Bölümü okurken dinleyebileceğiniz şarkı medyada :)
Yağız Sancar ;
Beklediğimiz operasyon saati gelip çatmıştı. Saat şuan 20:36 ydı ve biz; Lodos ve Pusat timi mekana intikal etmiştik. Bir otelin restorant kısmında olacak sevkiyat işlemi için buradaydık. Geldiğimiz arabanın içerisinden otele doğru diktim gözlerimi.. Önce tabelayı, ardından kapıyı gözden geçirdim.
° Sarmaşık Otel °
Kapısında ki görevlileri şöyle bir süzdüm. Otel sahibinin operasyondan haberi olduğundan dolayı giriş için parola yeterli olacaktı.
Artık koordine bir şekilde başlama vaktiydi. Konuşmaya başladım. 'Mehmet, İso, Erhan, Melih, Barış ! Garson tayfa sizsiniz. Dikkatli olun. Ters bir şey görürseniz direk irtibata geçiyoruz!.'
'Tamamdır Komutanım.' gibi onaylayan ifadelerinden sonra diğerlerine geçtim.

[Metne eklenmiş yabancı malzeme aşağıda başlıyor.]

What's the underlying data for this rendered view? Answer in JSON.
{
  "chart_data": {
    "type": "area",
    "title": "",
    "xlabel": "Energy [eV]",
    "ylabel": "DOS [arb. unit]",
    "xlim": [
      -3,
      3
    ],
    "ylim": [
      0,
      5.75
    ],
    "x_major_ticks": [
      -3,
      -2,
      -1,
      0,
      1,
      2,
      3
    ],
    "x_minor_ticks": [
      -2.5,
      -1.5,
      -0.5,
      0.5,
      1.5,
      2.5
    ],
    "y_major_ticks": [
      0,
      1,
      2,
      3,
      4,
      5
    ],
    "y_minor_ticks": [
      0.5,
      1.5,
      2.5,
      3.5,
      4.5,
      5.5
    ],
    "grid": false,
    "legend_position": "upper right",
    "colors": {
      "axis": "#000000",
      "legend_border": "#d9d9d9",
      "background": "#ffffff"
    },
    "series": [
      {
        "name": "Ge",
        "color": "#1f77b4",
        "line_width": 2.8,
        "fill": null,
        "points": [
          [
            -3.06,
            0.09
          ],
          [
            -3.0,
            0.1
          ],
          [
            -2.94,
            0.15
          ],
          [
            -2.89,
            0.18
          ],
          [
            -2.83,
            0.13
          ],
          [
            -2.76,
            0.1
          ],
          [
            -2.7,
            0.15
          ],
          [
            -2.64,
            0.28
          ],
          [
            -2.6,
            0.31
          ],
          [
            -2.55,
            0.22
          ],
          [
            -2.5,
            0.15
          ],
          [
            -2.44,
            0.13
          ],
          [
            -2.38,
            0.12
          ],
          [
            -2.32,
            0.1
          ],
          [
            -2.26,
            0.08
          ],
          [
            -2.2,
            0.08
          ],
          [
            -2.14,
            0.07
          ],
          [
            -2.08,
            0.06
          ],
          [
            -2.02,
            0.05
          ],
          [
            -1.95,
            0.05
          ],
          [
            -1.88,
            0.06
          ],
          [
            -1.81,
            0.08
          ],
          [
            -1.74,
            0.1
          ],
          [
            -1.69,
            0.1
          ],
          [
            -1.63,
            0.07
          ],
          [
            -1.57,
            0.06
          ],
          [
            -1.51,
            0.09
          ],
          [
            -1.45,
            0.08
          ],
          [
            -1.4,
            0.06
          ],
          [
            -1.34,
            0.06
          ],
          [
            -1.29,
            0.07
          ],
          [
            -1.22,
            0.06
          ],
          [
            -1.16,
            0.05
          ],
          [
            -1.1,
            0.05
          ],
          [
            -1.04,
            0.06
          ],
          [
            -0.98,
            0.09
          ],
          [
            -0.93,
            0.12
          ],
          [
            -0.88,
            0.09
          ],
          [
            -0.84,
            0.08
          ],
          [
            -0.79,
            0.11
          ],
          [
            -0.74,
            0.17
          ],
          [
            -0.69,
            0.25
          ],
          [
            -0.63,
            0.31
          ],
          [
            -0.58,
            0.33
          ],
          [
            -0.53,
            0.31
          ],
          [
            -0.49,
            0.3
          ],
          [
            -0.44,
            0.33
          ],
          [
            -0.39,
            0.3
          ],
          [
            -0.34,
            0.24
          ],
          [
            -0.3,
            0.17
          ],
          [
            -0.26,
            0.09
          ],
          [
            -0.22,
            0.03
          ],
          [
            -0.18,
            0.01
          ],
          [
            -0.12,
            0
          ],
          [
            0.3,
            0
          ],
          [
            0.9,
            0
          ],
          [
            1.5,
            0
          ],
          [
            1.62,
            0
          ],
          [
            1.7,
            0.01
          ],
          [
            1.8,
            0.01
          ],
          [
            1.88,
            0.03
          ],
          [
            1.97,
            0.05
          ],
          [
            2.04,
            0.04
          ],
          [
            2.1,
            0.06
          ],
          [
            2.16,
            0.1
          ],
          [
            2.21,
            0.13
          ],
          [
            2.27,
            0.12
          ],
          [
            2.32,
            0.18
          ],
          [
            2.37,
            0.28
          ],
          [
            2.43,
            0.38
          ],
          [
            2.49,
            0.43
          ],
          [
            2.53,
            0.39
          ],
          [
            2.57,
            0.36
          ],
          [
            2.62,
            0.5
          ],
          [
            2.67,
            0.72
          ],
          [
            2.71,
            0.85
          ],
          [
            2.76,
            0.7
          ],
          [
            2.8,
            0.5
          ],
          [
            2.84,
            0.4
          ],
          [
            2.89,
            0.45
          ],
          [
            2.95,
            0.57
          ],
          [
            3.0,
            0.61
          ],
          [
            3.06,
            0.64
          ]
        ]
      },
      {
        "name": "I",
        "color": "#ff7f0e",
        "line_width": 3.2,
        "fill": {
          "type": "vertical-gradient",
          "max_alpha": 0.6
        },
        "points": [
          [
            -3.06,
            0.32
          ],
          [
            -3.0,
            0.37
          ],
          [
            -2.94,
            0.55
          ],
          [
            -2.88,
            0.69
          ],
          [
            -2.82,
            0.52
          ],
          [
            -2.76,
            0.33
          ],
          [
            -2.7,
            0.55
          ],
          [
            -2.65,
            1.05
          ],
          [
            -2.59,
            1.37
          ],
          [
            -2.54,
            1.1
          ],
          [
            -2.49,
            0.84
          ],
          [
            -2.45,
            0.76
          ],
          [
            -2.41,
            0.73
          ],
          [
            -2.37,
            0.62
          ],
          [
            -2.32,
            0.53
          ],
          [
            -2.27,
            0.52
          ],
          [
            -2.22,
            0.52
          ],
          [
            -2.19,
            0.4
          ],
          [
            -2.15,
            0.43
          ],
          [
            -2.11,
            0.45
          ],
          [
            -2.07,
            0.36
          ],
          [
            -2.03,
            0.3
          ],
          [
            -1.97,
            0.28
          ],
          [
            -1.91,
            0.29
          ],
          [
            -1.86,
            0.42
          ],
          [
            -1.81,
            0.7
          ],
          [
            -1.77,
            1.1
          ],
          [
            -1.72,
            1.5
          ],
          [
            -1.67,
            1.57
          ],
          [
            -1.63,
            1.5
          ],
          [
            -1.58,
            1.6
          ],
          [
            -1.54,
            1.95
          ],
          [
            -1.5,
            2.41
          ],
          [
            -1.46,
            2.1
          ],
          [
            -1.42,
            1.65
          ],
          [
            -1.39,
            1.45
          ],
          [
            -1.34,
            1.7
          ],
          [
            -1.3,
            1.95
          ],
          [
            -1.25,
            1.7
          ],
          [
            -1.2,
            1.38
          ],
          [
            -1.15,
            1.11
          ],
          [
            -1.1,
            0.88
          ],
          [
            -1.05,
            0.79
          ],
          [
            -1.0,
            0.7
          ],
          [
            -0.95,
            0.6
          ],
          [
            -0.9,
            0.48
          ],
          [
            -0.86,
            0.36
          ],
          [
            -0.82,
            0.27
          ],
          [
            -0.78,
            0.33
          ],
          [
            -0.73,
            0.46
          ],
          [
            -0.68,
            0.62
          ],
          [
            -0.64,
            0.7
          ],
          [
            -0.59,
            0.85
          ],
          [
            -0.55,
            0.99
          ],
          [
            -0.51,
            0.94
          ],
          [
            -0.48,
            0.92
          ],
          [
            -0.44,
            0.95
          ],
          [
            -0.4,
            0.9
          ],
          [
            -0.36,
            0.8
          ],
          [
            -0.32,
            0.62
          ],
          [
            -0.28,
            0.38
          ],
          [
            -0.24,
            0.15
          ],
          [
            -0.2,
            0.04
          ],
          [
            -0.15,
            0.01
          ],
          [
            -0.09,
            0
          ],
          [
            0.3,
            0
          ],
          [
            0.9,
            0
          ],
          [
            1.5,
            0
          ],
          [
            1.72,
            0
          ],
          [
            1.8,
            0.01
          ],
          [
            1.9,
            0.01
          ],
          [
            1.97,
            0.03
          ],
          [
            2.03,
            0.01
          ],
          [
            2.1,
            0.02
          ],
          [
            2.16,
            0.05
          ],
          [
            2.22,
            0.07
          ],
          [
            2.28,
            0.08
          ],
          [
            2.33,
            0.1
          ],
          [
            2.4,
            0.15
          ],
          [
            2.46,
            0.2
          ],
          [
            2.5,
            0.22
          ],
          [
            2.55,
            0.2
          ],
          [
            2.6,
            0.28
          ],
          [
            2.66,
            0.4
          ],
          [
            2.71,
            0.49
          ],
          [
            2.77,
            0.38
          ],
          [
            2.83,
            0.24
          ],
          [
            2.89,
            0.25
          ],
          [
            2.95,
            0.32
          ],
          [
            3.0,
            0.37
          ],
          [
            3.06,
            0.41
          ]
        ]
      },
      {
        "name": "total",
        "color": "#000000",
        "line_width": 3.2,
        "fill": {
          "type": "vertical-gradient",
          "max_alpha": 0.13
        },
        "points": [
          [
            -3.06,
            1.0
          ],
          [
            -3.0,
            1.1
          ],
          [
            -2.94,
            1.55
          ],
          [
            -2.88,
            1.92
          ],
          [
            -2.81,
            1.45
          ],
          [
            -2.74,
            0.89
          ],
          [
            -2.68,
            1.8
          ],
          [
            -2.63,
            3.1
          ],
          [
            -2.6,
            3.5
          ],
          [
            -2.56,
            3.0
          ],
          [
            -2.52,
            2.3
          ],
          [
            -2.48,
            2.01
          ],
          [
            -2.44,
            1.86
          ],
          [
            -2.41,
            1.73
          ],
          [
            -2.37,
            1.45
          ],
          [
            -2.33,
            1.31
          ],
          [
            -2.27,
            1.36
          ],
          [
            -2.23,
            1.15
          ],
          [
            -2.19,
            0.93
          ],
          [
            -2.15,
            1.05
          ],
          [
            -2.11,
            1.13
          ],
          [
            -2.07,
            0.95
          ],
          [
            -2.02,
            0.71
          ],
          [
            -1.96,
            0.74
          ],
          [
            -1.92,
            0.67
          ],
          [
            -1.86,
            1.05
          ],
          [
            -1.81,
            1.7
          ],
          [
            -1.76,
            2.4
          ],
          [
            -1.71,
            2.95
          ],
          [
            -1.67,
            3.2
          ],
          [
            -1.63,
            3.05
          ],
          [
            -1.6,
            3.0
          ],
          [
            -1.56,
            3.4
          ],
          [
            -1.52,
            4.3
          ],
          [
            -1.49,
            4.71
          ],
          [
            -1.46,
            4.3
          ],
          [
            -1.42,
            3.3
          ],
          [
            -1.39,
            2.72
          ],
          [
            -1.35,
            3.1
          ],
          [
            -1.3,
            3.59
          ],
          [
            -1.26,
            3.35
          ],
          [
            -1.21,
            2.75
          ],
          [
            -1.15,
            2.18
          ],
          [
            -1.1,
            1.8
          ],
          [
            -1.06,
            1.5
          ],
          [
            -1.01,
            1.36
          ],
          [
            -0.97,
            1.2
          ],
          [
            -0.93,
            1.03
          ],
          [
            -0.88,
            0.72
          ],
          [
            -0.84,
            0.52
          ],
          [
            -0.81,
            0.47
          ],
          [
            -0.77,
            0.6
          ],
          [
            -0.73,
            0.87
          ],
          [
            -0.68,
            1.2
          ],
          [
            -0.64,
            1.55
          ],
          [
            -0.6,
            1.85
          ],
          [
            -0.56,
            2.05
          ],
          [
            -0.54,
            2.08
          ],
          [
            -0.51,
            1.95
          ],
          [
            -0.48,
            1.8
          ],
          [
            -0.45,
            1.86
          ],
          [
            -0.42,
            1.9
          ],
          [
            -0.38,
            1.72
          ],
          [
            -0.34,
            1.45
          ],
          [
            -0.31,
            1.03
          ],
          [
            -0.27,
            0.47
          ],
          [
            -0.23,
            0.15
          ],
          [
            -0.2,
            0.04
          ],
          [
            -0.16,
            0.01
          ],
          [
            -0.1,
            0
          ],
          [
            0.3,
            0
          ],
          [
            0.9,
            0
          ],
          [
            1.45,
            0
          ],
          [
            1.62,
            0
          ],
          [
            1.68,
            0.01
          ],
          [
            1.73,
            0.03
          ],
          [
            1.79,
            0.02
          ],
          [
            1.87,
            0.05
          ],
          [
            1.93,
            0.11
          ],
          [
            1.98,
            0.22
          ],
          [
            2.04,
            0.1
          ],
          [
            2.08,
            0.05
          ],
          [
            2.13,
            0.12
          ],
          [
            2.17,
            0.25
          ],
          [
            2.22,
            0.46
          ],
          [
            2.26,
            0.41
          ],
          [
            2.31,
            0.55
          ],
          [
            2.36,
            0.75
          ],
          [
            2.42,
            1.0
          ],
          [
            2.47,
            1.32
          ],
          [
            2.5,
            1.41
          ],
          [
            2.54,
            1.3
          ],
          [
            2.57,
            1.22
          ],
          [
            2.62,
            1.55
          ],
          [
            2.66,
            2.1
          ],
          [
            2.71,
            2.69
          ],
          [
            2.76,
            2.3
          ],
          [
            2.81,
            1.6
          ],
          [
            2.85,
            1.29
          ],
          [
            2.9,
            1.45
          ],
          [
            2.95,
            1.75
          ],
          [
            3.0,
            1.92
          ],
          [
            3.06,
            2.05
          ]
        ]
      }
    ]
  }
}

'Mert, Akın, Leyla ! Siz ileri de olan servis bölümündesiniz. Aynı şekilde bi terslik falan olursa direk irtibata geçiyoruz !.'
'Selim ve Ali sizde arka taraftaki masada müşteri gibi oturup etrafı tarayın. Bi sıkıntı olursa, biliyorsunuz.' dedim.
'Anlaşıldı komutanım' cevabından sonra tekrar talimatları bildirdim.
' Teslimatı yapacak olan baş Mete Alkan. Şuanda mekanda, yapılıp bize bildirilen analizlere göre lacivert takım elbiseli ve elinde siyah bir çanta var. O çantada teslimatla alakalı illegal belgeler, sözleşmeler ve daha bilmediğimiz bir çok şey var. Yani hem o adamı ve bulaşan herkesi suç üstü yapıp hem o çantayı almak zorundayız. Hadi kolay gelsin.'
Dedikten sonra açılan kapıyla beraber inip mekana doğru yürüdüm. Zehra yanımda, garson tayfa açık ara mesafeyle arka çaprazda, servis, müşteri tayfa henüz inmemiş bizim biraz daha uzaklaşmamızı bekliyorlardı.
Kapının önüne geldiğimde görevliye baş selamı verip Lodos dedikten sonra Zehra'da aynı şekilde selam vererek Pusat dedi. Görevli de baş selamı verip önümüzden çekilince gayet sakin bir şekilde ilerlemeye başladık. Aynı mesafeyle, irtibata geçmeden herkes görev yerini aldığında bizde ön masalardan birine oturduk.
Zehra'yla konuşuyormuş gibi yaparak etrafı izliyorduk. Takriben bir 10-15 dakika sakin geçmişti. Biraz gerimizde olan masanın yakınlarında olan hareketlenmeyle dikkatimizi orada topladık.
Evet hedef buydu. Çaktırmadan takip etmeye başladım. Kendisi oturduktan sonra elindeki çantayı yavaşça masaya bıraktı ve karşısındaki iki adamla konuşmaya başladı. Kulağımdaki kulaklıktan gelen seslere odaklandım bir anda. Mert! Mert'in sesiydi ama çok tuhaf geliyordu.
'Komutanım! Hedef burada! Asansörden indi az önce. Yer talimatı veriyorum. Kat 3, sondan 2. asansörden indi ve sol koridorda ilerliyor şuan. Akın ve ben oda servisi aracıyla peşindeyiz.'
Ne? Ulan adam arkamda oturuyordu. Mümkün değil. Sakince konuşmaya başladım.
' Mert! Bu mümkün değil. Eminmisin Mete Alkan olduğuna? '
Cevap gelmedi.
Tekrar seslendim. 'Mert!'
Sadece cızırtı vardı. Az önce Akın yanımda demişti değilmi ? Bu kez Akın'a seslendim.
'Akın?!'
'Komu-' dediği sırada ses kesildi. Bu mümkün değildi. Bu işin içinde bişey vardı. Bu kez Garson tayfaya seslendim. Ben seslenirken sesimi sakin ve Zehra'yla konuşuyormuş gibi tutmaya çalıştığım için Zehra'da tedirgin olmamaya çalışarak yüzüme bakıp bir şeyler söylüyordu.